1925 film by William C. deMille

Men and Women is a 1925 American silent drama film produced by Famous Players–Lasky and released by Paramount Pictures. It was directed by William C. deMille and starred Richard Dix, Claire Adams, and Neil Hamilton. It is based on a play, Men and Women, written years earlier by David Belasco and Henry Churchill de Mille, father of the director.

==Plot==
Robert Stevens robs the bank where he is employed, and through the efforts of Calvin Stedman, the prosecuting attorney, he is sentenced to six years' imprisonment. While in jail his wife dies and his little daughter, Agnes, is placed in a convent.

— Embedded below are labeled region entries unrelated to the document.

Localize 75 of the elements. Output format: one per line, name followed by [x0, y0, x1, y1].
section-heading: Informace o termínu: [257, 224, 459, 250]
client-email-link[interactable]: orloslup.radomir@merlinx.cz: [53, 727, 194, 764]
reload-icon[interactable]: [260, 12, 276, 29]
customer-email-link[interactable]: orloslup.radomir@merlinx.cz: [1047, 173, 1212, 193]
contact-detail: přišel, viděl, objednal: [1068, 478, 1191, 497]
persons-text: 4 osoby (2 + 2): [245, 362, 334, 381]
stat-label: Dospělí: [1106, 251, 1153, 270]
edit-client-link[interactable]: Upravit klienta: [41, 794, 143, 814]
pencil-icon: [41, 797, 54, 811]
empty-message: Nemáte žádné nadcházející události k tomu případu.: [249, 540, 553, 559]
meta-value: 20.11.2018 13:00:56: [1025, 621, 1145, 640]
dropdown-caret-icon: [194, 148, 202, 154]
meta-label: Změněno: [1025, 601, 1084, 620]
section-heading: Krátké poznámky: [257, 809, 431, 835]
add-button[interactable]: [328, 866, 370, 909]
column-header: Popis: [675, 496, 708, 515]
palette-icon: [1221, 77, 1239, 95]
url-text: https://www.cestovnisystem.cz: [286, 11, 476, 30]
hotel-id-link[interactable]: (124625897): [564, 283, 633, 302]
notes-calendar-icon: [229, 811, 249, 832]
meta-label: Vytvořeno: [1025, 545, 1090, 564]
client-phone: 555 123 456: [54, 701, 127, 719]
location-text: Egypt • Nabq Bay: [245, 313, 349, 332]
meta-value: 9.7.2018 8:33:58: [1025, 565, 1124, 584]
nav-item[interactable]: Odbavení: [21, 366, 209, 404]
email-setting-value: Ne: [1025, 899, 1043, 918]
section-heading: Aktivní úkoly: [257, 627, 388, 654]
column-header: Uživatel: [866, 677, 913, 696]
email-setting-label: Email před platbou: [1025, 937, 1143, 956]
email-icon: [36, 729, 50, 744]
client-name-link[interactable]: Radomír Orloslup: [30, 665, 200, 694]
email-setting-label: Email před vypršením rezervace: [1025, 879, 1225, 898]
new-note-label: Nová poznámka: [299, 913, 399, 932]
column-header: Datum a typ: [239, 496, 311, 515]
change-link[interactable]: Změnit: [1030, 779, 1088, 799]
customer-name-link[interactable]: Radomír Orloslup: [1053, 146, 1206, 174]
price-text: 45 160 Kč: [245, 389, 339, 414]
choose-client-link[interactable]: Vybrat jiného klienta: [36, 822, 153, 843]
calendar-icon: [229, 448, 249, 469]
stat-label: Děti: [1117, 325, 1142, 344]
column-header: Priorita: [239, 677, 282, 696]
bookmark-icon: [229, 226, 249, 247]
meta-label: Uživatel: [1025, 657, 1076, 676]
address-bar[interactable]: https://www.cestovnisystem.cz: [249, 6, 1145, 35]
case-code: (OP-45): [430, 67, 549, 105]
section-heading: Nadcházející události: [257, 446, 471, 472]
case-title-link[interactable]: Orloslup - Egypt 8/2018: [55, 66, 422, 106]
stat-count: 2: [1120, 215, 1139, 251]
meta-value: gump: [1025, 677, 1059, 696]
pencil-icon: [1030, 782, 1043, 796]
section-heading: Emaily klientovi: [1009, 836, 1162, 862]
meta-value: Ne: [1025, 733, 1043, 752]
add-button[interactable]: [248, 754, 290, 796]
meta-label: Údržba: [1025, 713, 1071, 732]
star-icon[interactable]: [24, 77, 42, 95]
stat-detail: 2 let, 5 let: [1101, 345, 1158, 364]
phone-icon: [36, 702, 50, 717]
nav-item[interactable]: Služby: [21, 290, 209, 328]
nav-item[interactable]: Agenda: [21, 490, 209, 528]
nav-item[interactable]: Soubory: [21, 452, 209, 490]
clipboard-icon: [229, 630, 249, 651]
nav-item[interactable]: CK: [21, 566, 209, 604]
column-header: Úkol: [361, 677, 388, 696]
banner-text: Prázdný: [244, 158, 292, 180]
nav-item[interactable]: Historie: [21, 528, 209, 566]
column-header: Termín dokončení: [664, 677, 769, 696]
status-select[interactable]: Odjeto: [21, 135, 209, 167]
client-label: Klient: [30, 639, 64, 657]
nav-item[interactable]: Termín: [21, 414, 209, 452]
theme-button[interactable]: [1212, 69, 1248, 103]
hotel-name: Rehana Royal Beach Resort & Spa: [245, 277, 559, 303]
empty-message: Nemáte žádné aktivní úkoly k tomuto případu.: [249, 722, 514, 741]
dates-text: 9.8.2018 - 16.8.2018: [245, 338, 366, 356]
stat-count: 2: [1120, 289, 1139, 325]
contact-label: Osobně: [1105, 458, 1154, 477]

At the expiration of his sentence, Stevens locates his daughter and settles in Arizona, assuming the name of Stephen Rodman.

==Cast==
- Richard Dix as Will Prescott
- Claire Adams as Agnes Prescott
- Neil Hamilton as Ned Seabury
- Henry Stephenson as Arnold Kirke
- Robert Edeson as Israel Cohen
- Flora Finch as Kate

==Production==
===Development===
A 1914 Biograph film with the same name based on the same play still exists. It was directed by James Kirkwood and starred Lionel Barrymore, Blanche Sweet and her future husband Marshall Neilan.

==Preservation==
With no prints of Men and Women located in any film archives, it is considered a lost film.